The Brain Claims:
Extract of the ginkgo tree has been used in Asia to treat all manner of physical and mental ailments for at least 1,000 years. The foul-smelling ginkgo–at 200 million years old, its the oldest living species of tree on Earth–is also purported to improve circulation in the brain, supposedly improving cognitive functioning and helping prevent neuron decay.
The Reality: In 1986 a study published in the journal Life Science demonstrated that ginkgo did indeed increase cerebral blood flow, and a 2004 Southern California University of Health Sciences experiment suggested that it improves the acquisition and retention of new memories in healthy subjects.
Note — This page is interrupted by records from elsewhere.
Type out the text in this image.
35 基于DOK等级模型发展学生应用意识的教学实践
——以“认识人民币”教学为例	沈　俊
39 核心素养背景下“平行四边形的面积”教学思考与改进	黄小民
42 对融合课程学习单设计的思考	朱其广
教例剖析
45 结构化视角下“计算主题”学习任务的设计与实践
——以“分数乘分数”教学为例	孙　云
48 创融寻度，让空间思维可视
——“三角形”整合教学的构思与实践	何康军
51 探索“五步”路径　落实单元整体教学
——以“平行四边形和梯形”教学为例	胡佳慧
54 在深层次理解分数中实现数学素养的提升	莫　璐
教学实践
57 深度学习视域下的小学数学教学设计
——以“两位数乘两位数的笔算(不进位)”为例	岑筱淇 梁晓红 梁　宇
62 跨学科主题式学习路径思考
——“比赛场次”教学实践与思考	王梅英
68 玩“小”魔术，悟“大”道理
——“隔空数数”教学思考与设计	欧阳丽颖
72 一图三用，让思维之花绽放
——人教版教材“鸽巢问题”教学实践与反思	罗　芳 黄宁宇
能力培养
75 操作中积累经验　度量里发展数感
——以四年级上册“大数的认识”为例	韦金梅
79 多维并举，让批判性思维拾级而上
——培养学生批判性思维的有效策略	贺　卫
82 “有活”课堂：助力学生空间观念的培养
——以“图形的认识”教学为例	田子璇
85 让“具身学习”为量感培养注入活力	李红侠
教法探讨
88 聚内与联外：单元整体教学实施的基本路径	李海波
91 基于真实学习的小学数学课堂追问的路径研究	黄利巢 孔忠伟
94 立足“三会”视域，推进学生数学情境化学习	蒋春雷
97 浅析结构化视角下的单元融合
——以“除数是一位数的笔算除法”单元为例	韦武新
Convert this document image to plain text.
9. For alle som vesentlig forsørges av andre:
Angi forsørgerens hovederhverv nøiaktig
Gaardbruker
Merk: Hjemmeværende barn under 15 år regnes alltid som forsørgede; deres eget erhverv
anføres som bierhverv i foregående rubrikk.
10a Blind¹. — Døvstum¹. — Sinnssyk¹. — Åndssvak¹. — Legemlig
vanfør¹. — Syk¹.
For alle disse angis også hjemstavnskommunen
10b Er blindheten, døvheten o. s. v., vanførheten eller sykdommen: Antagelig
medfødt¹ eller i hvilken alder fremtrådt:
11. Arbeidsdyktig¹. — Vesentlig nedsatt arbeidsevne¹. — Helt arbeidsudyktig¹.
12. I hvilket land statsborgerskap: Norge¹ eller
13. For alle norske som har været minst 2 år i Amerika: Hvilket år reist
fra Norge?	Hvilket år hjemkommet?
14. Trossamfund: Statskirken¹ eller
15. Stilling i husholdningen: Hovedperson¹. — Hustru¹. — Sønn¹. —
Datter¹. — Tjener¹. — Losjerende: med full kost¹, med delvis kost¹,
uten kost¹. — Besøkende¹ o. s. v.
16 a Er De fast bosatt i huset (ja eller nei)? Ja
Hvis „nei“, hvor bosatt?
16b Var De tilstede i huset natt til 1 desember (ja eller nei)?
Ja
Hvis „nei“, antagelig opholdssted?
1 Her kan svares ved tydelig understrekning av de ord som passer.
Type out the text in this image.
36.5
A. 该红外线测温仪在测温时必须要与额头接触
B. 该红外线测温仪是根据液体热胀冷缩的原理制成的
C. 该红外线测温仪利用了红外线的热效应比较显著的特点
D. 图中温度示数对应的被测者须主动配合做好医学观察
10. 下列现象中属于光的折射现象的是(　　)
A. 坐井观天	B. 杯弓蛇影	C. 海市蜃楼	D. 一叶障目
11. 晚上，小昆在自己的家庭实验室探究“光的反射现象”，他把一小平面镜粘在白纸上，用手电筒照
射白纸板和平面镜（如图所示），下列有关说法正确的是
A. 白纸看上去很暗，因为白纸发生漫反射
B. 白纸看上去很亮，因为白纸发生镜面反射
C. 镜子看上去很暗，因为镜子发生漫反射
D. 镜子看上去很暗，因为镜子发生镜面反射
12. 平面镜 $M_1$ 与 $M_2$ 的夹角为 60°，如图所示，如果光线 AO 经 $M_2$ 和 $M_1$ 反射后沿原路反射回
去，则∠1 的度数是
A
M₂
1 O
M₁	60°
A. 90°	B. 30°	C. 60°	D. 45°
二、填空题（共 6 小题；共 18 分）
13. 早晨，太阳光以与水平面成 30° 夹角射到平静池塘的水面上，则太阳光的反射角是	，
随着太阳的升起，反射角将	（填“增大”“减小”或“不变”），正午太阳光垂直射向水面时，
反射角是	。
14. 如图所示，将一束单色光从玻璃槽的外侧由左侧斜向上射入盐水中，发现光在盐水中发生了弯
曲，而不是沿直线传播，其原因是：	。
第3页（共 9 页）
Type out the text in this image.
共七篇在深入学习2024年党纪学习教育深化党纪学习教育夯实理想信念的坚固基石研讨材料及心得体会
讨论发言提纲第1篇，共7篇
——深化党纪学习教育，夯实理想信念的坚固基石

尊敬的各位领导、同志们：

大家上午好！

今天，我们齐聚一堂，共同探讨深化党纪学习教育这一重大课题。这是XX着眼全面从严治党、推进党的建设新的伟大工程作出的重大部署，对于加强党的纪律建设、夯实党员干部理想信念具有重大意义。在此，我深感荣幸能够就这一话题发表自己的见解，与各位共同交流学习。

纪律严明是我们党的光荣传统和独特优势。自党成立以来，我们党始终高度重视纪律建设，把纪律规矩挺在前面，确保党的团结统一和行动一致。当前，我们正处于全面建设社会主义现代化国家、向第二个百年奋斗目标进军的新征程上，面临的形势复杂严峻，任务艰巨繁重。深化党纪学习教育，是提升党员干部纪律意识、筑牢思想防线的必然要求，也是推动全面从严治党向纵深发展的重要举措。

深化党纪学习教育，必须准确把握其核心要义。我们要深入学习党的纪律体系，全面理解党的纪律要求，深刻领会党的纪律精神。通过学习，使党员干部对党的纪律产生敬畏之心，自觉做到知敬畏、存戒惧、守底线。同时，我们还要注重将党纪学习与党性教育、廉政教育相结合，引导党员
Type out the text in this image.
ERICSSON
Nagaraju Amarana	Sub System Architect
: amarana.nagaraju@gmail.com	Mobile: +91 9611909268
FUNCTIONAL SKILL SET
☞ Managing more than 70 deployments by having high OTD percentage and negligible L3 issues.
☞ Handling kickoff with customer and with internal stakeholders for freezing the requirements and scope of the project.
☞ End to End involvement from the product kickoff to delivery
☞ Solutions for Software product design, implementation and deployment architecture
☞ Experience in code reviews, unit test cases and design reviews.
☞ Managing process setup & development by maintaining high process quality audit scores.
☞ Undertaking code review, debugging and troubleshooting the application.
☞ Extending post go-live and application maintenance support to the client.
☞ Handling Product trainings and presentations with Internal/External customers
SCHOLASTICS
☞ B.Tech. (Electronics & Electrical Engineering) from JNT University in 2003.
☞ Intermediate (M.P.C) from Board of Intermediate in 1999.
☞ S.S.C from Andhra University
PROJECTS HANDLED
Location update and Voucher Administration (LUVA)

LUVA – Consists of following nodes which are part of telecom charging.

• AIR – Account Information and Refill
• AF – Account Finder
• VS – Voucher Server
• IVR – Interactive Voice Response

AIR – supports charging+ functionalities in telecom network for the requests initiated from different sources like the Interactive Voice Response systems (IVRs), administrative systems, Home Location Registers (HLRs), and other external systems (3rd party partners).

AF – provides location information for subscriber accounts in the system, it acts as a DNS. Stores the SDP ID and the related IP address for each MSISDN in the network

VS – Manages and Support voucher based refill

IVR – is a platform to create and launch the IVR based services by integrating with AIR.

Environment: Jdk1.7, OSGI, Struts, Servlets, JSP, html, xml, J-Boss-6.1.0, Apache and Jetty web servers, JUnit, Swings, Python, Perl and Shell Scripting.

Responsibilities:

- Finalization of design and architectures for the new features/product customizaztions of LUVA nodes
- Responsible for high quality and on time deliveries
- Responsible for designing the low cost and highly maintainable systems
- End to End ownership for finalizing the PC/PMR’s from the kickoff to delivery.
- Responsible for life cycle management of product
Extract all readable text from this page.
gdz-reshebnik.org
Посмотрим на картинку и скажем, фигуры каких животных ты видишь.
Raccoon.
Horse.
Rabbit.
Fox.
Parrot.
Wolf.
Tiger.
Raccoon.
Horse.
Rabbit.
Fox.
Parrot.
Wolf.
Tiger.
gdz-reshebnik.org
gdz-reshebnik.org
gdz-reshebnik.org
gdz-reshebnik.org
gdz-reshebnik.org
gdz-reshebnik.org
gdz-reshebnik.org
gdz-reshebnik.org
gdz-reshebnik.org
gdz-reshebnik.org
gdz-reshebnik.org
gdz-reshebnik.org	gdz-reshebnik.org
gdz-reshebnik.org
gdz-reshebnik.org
The Brain Claims: Made from a chemical found in the periwinkle plant, the nutritional supplement vinpocetine has been used in Europe for years as a treatment for stroke and age-related memory decline. Like ginkgo biloba, there is evidence that vinpocetine increases blood flow to the brain. As a result, some have claimed that the drug improves memory, especially in people whose memory has already been compromised by disease.
The Reality: In one study, 12 healthy women were given vinpocetine before taking a series of four mental tests. For three of the tests, vinpocetine proved no more effective than a placebo. The exception was on the test that measured short-term memory through a number-memorization task. Subjects who took vinpocetine performed substantially better than those who took the placebo.
The Brain Claims: Often called the first nootropic drug (one that enhances mental functions) and also sold as Nootropil, piracetam was first synthesized in Belgium about 40 years ago to treat memory and balance problems. Its now sold online as a cognitive enhancer.
The Reality: A 1999 German study of piracetam in young and old rats showed that the drug can improve cognitive functioning, but only in older subjects; animals that have not yet experienced cognitive decline do not show similar results. A Swiss study in the same year showed that piracetam reduced the complexity of EEG readings in humans, a result that researchers believe indicates better brain functioning. The drug has not been approved for use in the U.S.
The Brain Claims: Modafinil was originally developed in France in 1981 to treat depression. The prescription drug has since been found to help reduce the effects of sleep deprivation, and interest has developed in whether the drug could boost cognitive performance in non-sleep-deprived people.
The Reality: A 2003 British study of 30 non-sleep-deprived students found that modafinil did not boost performance on a series of cognitive tests. Still, many doctors have been known to pop the stuff.
The Brain Claims: Water hyssop, or Brahmi, has been used in Indian medicinal traditions for centuries; some Maharashtra tribes, for example, used the plants leaves to treat stuttering. Now herbal-supplement sellers tout it as improving memory and concentration and relieving stress.
The Reality: A 2002 trail involving 76 adults countered the claims that water hyssop relieves stress or ups concentration. But the substance did seem to significantly improve the ability of the subjects to remember newly learned information.
The Brain Claims: Its known that B6 is important to brain development–the vitamin is necessary for the synthesis of neurotransmitters. And a deficiency of it has been linked to various neurological disorders, from depression to dementia. Its not too surprising, then, that many people have theorized that larger amounts of the vitamin may improve cognitive functioning.
The Reality: In 2003 a coalition of British scientists reviewed years of studies of supplementary vitamin B6 use in humans who were not vitamin B6deficient and found no evidence of increased brain function.